I figured out how to disable the wave effect and hard-coded my own wave effect into the music score. This way I can stop the waves when it is time for me to play the snare drum. I think it turned out pretty good! The original waves used a fixed frequency band on the noise channel. I am now shifting around the frequency band for a more choppy / breaking through waves effect.
Video:
https://youtu.be/P_NwAGQgWPsFiles:
https://sites.google.com/site/benboldt2/files/ff_namcot_ship.zipI do have info about the sound engine, mostly provided by Disch who originally put this together. I have mostly been writing music scores/wave shapes/envelopes/etc, with some small hacking here and there as needed. I know that the sound engine starts at ROM file address 0x3C010 (which is Page 0x0F, address 0x8000 in the Namco-163 memory mapping). You can search for this data signature:
A5 4B 30 5C F0 0C
which disassembles to:
A5 4B = LDA 0x004B ;Load the contents of RAM address 4B into the accumulator
30 5C = BMI 0x8060 ;If bit 7 is set in the accumulator (i.e. '
MInus' or negative), branch to address 0x8060
F0 0C = BEQ 0x8009 ;If the accumulator
EQuals 0x00, branch to 0x8009
The Nintendo runs the music engine with a JSR to 0x3C010. This gets called each VBlank. I am not familiar with how NSF works, but it is a safe bet to get the Vblank connected to this point of the code somehow.
RAM address 0x004B contains the number starting at 0x41 that you played around with earlier.
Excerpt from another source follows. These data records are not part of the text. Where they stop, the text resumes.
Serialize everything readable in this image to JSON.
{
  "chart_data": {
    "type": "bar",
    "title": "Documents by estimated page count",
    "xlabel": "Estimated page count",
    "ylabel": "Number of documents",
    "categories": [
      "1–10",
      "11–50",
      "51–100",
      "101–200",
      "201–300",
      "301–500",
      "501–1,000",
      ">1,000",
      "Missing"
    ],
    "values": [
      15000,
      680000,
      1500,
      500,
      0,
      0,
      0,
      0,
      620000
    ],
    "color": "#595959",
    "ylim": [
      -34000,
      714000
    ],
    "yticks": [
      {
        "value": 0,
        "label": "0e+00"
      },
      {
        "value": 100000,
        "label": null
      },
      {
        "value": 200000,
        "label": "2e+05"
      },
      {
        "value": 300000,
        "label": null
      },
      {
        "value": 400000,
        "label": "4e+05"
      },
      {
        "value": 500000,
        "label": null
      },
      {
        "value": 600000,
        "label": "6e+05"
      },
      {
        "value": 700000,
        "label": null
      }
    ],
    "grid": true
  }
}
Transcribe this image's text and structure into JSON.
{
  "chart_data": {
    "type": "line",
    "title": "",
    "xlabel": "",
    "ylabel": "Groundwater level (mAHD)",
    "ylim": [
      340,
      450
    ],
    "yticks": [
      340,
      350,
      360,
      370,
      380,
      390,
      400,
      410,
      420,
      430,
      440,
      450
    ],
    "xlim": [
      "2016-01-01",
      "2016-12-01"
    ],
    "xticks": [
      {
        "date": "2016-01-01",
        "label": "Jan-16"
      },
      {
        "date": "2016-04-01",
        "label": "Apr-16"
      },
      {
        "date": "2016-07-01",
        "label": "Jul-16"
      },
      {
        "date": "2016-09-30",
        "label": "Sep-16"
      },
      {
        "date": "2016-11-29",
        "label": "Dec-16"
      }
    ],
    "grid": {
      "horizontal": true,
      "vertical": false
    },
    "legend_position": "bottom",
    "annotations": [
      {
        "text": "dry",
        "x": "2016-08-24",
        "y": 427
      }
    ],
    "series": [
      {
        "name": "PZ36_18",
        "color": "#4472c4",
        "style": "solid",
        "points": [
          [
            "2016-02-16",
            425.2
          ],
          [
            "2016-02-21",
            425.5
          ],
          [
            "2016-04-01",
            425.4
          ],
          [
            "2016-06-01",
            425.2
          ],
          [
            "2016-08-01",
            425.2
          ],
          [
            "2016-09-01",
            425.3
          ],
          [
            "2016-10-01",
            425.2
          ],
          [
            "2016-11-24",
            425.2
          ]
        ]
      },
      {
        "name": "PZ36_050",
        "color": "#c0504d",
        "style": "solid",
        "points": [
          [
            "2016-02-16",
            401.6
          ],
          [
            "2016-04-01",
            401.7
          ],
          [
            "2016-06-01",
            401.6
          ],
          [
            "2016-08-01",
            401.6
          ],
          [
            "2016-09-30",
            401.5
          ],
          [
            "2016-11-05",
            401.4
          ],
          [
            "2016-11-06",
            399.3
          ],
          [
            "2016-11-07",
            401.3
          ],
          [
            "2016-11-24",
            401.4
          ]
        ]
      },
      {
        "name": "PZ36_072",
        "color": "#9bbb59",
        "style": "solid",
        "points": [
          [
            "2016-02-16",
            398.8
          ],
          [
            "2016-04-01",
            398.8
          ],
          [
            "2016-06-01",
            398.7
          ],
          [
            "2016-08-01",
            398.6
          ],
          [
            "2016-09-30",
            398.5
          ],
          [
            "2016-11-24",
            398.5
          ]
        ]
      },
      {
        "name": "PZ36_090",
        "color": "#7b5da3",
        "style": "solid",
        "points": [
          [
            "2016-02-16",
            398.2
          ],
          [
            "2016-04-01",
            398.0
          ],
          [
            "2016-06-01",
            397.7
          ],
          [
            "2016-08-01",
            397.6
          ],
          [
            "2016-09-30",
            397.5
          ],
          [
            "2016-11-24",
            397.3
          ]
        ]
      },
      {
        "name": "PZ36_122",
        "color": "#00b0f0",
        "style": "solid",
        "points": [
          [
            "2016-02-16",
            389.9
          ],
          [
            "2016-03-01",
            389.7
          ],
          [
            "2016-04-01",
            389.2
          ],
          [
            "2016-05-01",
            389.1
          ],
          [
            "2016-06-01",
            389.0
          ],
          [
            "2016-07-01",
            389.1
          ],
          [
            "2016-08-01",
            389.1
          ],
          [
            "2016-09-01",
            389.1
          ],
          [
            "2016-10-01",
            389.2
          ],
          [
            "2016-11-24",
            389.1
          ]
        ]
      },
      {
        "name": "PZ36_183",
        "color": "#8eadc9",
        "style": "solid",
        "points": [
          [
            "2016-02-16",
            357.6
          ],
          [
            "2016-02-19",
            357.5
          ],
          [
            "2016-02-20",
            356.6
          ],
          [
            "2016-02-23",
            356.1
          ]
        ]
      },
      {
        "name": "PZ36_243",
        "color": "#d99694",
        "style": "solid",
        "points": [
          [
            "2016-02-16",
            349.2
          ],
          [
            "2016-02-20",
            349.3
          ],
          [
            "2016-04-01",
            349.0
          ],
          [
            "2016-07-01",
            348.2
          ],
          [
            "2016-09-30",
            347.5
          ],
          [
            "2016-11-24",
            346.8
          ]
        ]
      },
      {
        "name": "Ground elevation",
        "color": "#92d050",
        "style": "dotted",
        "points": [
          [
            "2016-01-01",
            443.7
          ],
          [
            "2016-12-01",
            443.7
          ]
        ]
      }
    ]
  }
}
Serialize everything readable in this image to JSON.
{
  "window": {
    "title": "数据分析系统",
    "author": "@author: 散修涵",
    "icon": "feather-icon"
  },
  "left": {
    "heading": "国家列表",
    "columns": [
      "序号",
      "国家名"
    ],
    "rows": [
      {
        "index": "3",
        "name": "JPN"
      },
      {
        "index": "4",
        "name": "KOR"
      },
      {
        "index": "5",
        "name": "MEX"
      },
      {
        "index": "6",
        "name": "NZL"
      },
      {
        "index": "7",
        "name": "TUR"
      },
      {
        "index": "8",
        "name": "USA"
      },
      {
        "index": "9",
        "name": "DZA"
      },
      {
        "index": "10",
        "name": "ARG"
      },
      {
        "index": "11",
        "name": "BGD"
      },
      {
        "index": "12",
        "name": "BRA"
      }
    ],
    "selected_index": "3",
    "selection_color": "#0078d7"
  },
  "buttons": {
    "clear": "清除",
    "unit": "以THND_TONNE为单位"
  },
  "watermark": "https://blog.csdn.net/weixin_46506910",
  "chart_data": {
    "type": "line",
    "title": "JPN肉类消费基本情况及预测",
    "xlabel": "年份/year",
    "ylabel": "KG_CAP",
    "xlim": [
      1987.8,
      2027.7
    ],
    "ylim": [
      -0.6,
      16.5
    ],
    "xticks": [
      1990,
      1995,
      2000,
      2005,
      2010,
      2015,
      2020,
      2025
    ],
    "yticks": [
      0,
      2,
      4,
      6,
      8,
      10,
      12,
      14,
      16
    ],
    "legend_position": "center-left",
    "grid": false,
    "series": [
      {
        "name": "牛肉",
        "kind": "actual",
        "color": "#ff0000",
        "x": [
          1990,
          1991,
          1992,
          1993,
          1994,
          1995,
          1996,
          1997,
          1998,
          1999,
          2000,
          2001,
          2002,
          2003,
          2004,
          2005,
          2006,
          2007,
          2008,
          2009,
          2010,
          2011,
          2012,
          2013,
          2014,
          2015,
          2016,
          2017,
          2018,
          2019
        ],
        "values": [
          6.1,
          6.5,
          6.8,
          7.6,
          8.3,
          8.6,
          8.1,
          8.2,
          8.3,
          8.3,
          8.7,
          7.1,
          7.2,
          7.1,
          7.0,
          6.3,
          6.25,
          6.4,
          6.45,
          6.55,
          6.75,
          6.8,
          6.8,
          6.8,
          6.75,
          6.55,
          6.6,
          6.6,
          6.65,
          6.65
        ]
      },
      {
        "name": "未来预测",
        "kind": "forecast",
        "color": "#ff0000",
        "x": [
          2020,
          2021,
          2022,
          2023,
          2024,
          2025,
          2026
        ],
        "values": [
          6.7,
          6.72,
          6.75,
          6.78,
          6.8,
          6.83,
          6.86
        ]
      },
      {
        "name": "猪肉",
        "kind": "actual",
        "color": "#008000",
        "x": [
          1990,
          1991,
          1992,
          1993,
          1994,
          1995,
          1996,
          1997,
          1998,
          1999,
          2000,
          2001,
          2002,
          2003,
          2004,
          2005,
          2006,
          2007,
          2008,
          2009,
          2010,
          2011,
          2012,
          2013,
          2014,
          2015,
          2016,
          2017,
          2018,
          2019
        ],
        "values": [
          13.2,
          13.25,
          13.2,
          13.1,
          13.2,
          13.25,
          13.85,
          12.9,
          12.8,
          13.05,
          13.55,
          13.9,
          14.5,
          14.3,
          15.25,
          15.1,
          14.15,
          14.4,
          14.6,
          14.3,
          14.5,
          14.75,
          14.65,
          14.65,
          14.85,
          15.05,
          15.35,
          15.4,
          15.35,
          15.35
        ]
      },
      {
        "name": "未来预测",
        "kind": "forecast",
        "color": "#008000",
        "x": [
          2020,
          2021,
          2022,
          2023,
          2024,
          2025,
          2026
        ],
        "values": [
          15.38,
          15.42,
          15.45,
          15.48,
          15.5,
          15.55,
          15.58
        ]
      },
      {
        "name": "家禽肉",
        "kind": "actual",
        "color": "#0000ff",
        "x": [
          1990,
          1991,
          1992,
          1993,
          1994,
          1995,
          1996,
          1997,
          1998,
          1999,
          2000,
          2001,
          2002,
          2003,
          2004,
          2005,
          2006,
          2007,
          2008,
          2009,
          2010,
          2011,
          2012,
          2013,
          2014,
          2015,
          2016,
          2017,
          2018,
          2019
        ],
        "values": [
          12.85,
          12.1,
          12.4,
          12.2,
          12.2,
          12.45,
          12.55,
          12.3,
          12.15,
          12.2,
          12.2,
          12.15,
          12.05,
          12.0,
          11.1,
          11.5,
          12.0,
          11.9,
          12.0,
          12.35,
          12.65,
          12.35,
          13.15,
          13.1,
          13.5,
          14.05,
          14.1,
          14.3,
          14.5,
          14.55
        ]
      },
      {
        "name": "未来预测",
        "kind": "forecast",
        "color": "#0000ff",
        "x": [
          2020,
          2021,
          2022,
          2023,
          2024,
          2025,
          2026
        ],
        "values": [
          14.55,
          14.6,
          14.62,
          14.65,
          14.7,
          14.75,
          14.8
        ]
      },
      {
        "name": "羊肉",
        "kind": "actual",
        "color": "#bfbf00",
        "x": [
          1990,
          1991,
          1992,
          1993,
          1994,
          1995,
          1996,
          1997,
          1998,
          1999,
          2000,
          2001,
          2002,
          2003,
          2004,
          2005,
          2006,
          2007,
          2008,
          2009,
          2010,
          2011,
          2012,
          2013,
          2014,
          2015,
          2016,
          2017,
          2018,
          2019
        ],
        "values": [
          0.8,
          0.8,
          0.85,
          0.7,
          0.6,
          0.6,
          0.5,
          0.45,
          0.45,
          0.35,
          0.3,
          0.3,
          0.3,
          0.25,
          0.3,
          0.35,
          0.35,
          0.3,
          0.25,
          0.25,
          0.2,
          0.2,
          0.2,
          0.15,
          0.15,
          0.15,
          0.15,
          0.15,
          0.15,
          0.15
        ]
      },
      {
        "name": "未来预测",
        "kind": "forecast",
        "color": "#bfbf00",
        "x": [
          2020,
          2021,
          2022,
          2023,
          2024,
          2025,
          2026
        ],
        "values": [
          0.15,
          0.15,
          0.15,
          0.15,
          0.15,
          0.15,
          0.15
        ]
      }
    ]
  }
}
I think it is a matter of putting the correct number into 0x004B, getting the sound engine to initialize and start, and calling that function at 0x3C010. In fact, the '4' in 41 may serve as a bitfield with the 'initialize/start' bit set! I am not sure on that but it seems like an idea consistent with the approach of checking bit 7 as seen above.
It might be a lot easier said than done though. I really have no clue because I have never made an NSF before. As we get farther along, we can figure out how to do NSF. For now we at least have the Game Genie codes to get by with.